A rotation of international guest lecturers, including overseas government cultural policy advisors and members of UNESCO who work in developing communities, informs the international focus of the Masters. As does one of the core subjects “Shanghai City Lab”, where students go to Shanghai to closely examine cultural spaces first-hand in this emerging creative superpower.
‘We give students a deep immersion into what that city is like. It’s kind of a shock for the Australian students, and even the Chinese students who want to go back to see what is going on there. This year we did a lot on co-working spaces and they are state of the art in Shanghai.’
A new approach to internships also capitalises on further industry connections and activates the relationship between industry and university as a partnership that benefits both.
‘One of the internships we run is called a ‘research internship’ where the student does a little research project for the company that is of use for them.
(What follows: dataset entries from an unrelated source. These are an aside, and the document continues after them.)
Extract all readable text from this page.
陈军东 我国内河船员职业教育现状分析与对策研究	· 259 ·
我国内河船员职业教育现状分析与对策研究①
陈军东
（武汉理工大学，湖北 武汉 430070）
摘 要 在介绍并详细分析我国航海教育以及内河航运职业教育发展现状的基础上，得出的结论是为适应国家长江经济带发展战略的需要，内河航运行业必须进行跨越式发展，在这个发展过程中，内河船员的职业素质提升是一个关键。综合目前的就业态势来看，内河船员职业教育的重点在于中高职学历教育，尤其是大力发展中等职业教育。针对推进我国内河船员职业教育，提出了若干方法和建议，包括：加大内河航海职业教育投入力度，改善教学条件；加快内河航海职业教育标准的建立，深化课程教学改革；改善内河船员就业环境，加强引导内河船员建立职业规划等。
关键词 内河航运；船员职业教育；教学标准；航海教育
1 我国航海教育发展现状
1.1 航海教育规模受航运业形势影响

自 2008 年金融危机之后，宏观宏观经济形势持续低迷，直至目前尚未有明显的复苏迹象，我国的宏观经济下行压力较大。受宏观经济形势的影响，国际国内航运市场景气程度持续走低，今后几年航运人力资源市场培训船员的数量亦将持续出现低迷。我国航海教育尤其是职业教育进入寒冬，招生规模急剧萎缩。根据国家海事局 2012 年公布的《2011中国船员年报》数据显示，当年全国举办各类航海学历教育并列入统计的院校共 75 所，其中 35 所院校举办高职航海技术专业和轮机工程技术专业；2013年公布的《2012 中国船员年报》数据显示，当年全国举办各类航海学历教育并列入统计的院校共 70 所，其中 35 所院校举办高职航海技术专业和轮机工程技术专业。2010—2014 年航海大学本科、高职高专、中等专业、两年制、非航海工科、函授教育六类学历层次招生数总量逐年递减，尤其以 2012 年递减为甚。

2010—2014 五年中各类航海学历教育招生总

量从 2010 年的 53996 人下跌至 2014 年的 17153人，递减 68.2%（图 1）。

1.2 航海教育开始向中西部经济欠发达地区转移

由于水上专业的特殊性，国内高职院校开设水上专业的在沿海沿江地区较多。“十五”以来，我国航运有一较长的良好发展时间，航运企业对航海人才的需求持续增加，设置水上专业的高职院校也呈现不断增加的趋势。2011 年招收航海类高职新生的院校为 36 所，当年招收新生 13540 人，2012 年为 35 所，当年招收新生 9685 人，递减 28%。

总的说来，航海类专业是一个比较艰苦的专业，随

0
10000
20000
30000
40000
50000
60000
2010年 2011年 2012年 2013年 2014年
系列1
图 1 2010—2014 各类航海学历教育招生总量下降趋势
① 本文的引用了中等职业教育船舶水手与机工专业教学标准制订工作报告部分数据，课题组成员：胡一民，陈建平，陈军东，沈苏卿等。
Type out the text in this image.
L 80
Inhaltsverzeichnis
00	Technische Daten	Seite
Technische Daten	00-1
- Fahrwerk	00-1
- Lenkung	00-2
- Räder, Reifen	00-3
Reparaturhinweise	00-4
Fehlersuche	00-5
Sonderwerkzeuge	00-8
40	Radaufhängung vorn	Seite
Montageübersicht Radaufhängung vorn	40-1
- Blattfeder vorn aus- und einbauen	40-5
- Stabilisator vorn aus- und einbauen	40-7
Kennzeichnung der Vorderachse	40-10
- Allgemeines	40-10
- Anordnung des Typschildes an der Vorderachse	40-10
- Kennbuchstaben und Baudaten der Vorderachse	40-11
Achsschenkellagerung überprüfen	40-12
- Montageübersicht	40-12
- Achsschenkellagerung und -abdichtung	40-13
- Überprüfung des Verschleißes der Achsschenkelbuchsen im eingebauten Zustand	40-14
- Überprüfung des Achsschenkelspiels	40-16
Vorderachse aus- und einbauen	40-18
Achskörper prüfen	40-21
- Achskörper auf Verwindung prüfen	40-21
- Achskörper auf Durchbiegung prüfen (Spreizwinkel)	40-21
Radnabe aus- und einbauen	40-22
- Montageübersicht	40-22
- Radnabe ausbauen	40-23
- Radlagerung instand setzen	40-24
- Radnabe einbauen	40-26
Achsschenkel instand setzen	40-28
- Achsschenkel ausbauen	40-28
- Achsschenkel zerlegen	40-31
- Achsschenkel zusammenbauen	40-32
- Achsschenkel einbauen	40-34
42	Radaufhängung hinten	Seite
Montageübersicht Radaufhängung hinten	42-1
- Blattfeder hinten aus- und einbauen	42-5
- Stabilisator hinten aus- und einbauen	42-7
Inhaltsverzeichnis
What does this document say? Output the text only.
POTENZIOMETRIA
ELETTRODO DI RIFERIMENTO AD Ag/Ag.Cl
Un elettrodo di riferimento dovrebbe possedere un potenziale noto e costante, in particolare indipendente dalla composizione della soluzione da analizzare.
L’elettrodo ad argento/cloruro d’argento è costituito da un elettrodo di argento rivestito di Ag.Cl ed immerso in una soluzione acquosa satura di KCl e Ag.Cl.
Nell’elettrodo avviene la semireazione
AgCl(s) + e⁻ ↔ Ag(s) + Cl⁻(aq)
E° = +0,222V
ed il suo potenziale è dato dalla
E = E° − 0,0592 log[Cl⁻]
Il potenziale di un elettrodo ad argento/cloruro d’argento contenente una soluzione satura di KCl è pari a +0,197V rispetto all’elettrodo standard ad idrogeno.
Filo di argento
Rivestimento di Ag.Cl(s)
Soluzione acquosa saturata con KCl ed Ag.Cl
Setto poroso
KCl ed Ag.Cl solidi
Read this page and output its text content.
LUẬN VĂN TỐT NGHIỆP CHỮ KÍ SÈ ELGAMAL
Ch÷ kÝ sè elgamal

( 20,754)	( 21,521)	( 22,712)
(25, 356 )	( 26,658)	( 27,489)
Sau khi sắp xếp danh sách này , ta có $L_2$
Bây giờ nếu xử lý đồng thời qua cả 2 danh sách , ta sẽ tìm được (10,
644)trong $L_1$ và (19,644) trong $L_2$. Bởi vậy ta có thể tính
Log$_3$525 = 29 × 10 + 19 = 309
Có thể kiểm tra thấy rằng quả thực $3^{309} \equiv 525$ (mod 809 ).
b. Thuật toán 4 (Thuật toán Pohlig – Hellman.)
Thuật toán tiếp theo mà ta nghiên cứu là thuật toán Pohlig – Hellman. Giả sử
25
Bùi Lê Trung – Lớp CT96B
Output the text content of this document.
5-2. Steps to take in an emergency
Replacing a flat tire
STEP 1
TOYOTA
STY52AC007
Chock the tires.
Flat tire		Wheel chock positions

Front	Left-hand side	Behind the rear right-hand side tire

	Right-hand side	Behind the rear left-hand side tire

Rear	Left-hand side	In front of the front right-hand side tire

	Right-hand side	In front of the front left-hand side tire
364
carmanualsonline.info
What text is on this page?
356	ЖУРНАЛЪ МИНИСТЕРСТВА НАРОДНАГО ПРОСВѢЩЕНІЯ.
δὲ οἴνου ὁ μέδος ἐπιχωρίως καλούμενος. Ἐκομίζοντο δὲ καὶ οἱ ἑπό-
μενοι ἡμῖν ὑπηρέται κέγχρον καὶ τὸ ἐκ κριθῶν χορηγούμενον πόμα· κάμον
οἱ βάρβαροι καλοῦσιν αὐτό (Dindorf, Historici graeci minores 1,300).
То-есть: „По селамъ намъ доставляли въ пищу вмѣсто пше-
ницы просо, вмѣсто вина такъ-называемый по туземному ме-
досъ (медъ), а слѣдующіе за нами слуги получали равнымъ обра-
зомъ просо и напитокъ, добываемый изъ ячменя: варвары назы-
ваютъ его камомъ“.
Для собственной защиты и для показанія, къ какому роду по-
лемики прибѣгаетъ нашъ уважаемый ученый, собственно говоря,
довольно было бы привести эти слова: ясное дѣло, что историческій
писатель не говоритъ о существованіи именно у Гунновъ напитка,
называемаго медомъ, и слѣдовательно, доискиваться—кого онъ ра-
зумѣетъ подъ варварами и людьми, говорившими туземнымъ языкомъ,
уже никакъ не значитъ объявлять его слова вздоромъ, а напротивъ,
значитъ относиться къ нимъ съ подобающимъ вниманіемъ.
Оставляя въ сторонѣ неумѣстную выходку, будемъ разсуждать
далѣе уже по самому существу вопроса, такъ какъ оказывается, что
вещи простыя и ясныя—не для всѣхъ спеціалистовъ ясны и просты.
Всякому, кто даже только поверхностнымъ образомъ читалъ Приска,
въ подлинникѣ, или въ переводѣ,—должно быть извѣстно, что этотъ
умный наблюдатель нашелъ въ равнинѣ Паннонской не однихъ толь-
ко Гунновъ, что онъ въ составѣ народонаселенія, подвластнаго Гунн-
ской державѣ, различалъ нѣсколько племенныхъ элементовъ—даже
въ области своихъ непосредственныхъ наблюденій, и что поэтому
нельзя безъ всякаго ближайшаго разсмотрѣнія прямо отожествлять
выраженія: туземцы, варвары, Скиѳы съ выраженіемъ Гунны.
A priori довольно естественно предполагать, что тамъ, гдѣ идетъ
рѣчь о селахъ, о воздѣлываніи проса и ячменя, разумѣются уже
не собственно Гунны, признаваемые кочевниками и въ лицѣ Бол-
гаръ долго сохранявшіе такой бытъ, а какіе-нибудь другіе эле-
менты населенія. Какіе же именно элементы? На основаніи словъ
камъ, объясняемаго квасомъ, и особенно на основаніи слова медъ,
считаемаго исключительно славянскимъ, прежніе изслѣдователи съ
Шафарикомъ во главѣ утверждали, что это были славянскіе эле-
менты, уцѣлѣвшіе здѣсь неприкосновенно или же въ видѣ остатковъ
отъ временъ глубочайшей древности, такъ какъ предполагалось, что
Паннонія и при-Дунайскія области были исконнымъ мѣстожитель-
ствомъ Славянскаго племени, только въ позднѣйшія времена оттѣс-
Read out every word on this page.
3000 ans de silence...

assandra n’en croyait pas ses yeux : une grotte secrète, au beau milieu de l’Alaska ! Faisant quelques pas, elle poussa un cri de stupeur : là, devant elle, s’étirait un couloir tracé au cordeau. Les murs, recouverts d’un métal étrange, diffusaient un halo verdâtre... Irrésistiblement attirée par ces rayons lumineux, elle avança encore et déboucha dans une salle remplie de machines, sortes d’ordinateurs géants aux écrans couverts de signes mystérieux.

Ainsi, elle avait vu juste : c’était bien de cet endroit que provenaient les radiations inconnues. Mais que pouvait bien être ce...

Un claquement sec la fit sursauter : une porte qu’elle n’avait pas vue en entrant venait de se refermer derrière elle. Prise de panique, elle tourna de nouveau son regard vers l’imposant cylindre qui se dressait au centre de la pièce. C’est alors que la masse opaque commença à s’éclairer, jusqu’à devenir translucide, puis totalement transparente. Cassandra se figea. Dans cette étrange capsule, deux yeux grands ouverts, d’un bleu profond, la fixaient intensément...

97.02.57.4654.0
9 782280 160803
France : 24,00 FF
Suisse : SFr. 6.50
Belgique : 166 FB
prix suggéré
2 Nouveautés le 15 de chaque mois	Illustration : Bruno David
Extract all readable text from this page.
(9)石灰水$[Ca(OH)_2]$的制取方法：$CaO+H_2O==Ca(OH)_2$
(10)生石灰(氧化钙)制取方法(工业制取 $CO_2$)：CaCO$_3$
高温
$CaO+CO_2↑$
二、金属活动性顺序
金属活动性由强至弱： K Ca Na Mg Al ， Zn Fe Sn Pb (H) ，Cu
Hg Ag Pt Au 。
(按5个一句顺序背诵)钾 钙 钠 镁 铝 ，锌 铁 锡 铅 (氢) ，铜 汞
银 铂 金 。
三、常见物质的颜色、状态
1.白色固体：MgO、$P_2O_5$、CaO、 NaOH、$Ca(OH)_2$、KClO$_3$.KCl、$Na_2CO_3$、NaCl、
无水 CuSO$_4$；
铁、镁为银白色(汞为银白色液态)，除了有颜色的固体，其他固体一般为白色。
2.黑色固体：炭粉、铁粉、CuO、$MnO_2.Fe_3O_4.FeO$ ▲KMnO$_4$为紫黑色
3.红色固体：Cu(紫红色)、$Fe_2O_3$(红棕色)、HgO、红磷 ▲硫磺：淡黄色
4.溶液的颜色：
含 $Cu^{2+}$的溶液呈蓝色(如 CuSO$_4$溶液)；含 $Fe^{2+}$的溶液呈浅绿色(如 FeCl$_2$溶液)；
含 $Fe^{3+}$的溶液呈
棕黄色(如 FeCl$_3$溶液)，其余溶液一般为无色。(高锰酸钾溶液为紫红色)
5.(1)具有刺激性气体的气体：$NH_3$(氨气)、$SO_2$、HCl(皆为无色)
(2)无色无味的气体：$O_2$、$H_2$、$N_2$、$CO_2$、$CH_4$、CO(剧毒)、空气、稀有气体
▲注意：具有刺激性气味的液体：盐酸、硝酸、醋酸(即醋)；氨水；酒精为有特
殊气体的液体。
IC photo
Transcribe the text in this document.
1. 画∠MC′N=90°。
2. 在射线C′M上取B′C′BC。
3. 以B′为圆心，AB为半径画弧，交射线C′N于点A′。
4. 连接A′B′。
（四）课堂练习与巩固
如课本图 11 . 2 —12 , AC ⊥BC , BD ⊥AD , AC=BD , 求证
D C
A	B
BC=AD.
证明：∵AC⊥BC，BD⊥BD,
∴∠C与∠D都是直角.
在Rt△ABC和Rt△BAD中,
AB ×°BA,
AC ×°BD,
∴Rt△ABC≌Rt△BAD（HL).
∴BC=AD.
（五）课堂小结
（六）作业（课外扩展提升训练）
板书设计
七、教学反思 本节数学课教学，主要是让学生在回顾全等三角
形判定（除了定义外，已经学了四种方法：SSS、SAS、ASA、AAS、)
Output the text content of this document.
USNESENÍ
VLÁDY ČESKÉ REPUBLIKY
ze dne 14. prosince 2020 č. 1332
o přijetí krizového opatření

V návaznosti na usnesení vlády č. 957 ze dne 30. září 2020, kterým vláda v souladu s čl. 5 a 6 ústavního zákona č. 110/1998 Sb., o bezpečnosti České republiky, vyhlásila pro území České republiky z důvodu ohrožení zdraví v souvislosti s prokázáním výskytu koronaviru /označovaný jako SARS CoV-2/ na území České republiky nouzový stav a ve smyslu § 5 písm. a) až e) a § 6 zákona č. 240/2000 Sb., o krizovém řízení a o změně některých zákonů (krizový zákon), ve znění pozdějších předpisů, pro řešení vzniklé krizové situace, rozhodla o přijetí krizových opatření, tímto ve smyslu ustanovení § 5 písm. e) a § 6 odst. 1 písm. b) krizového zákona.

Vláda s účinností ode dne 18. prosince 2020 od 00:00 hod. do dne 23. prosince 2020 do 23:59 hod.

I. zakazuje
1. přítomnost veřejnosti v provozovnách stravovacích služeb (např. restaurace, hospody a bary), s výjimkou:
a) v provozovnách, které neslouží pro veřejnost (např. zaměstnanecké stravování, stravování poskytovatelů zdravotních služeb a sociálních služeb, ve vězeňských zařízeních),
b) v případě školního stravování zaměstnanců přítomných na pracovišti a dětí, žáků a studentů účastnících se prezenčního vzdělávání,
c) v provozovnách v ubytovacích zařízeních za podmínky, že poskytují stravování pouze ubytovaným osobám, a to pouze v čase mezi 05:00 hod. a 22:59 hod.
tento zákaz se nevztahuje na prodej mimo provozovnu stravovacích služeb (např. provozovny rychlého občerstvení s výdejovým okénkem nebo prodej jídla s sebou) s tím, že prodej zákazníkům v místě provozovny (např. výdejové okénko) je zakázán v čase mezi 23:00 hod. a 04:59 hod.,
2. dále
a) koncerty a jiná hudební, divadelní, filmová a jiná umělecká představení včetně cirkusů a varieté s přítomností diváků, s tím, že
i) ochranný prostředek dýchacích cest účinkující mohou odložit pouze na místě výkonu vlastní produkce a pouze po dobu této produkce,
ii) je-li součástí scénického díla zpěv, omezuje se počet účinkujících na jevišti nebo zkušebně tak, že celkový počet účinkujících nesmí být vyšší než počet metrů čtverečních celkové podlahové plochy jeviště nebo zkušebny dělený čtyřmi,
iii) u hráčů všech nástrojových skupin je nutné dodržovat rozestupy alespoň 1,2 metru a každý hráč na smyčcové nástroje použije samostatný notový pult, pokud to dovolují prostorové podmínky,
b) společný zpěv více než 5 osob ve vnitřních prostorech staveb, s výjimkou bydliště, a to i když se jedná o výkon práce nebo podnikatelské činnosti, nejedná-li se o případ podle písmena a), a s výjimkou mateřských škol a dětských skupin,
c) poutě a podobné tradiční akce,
It’s almost like a consultancy project for them to look at some aspect of the organisation and to let the student to spend some time on that.
‘We are finding ways of linking with the local sector and sometimes the international sector and just finding ways to make connections between what we do in the university space and the industry that are more than just lip service to ‘industry relevance’.’
A new way of thinking – beyond ‘creative industries’
There’s going to be a major shift in the thinking behind cultural policy, said O’Connor. Which is why seeing things ‘big picture’ is becoming increasingly important.
The change is already reflected in the kinds of skills employees are looking for.
‘Employees don’t just want someone with a specific skill, I mean you want somebody who can do your film or do your website of course, but they are looking for people who can move between different things, who are not just doing the ‘A to B to C tasks’ but can really understand the different aspects of it. I don’t just mean multi-tasking and multi-skilling. I mean an understanding that in any project there is an economic aspect, but also people who ask what’s the cultural value? What’s the social link? What’s the urban link?’
‘Basically that’s what we are doing. We don’t provide training in music production or sit down and teach people how to write arts grants. We actually give them a really grounded overview of what that field is and then take them into some really practical problems and issues that they have to bring their judgement to.’